Suggested Time: 60 minutes
Overview
In workshop style, students will experiment with shapes and color, object drawing (using examples from architecture and engineering), figure drawing, and drawing action and mood— superhero style! This lesson builds drawing and diagramming skills while appealing to a wide variety of ages, backgrounds, and skill levels.
Vocabulary
Objectives
Next Generation Science Standards
Required Project Materials
Multimedia Resources
Optional Multimedia Resources
Before the Lesson/ Background Information
The Lesson
Part 1: Design, Pattern, and Color Workshops* (50 mins)
  1. Separate the students into three groups. Each group will work on a different skill—coloring (practicing with various shapes and patterns); drawing human figures (first, rudimentary figures, then figures in action); and copying and playing with architectural and engineering designs.
  2. The coloring group will use Outside the Lines: an Artist’s Coloring Book for Giant Imaginations. The drawing group will use Figure it Out! The Beginner’s Guide to Drawing People and progress to Draw Comic Book Action with each individual working at their own pace. The object design group will work with the drawings you’ve provided, the architecture books, and/or How to Draw: Drawing and Sketching Objects and Environments from Your Imagination.
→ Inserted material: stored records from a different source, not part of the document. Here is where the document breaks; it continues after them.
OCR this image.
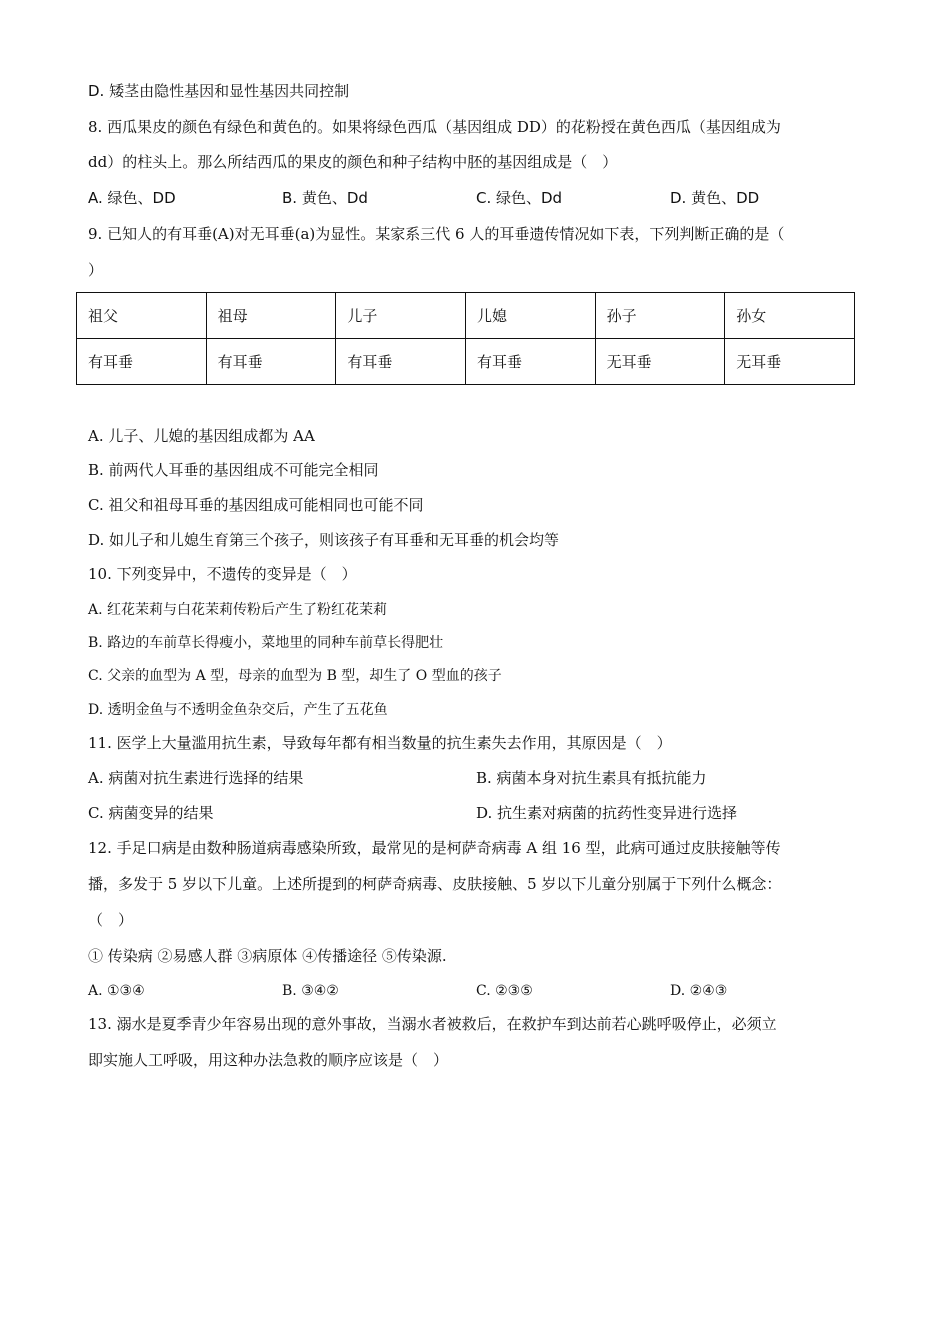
D. 矮茎由隐性基因和显性基因共同控制
8. 西瓜果皮的颜色有绿色和黄色的。如果将绿色西瓜（基因组成 DD）的花粉授在黄色西瓜（基因组成为
dd）的柱头上。那么所结西瓜的果皮的颜色和种子结构中胚的基因组成是（　）
A. 绿色、DD	B. 黄色、Dd	C. 绿色、Dd	D. 黄色、DD
9. 已知人的有耳垂(A)对无耳垂(a)为显性。某家系三代 6 人的耳垂遗传情况如下表，下列判断正确的是（
）
祖父	祖母	儿子	儿媳	孙子	孙女
有耳垂	有耳垂	有耳垂	有耳垂	无耳垂	无耳垂
A. 儿子、儿媳的基因组成都为 AA
B. 前两代人耳垂的基因组成不可能完全相同
C. 祖父和祖母耳垂的基因组成可能相同也可能不同
D. 如儿子和儿媳生育第三个孩子，则该孩子有耳垂和无耳垂的机会均等
10. 下列变异中，不遗传的变异是（　）
A. 红花茉莉与白花茉莉传粉后产生了粉红花茉莉
B. 路边的车前草长得瘦小，菜地里的同种车前草长得肥壮
C. 父亲的血型为 A 型，母亲的血型为 B 型，却生了 O 型血的孩子
D. 透明金鱼与不透明金鱼杂交后，产生了五花鱼
11. 医学上大量滥用抗生素，导致每年都有相当数量的抗生素失去作用，其原因是（　）
A. 病菌对抗生素进行选择的结果	B. 病菌本身对抗生素具有抵抗能力
C. 病菌变异的结果	D. 抗生素对病菌的抗药性变异进行选择
12. 手足口病是由数种肠道病毒感染所致，最常见的是柯萨奇病毒 A 组 16 型，此病可通过皮肤接触等传
播，多发于 5 岁以下儿童。上述所提到的柯萨奇病毒、皮肤接触、5 岁以下儿童分别属于下列什么概念：
（　）
① 传染病 ②易感人群 ③病原体 ④传播途径 ⑤传染源.
A. ①③④	B. ③④②	C. ②③⑤	D. ②④③
13. 溺水是夏季青少年容易出现的意外事故，当溺水者被救后，在救护车到达前若心跳呼吸停止，必须立
即实施人工呼吸，用这种办法急救的顺序应该是（　）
  3. Individual students should work on their own, incorporating their own homework into their designs, but consulting with and learning from other group members as well.
  4. Every twenty minutes, groups should rotate tasks, so that everyone gains practice in each area.
*If you have many students, or students that are particularly interested in textile design, you can have another group work on making a small quilt. They will cut out squares of fabric and hand-sew them together. This is another way of experimenting with pattern and color combinations.
Part 2: Discussion (10 mins)
  1. Reserve a few minutes at the end of class to discuss the importance of working with drawings, diagrams, patterns, and colors in design fields. How are these skills used in engineering? In architecture? In fine arts?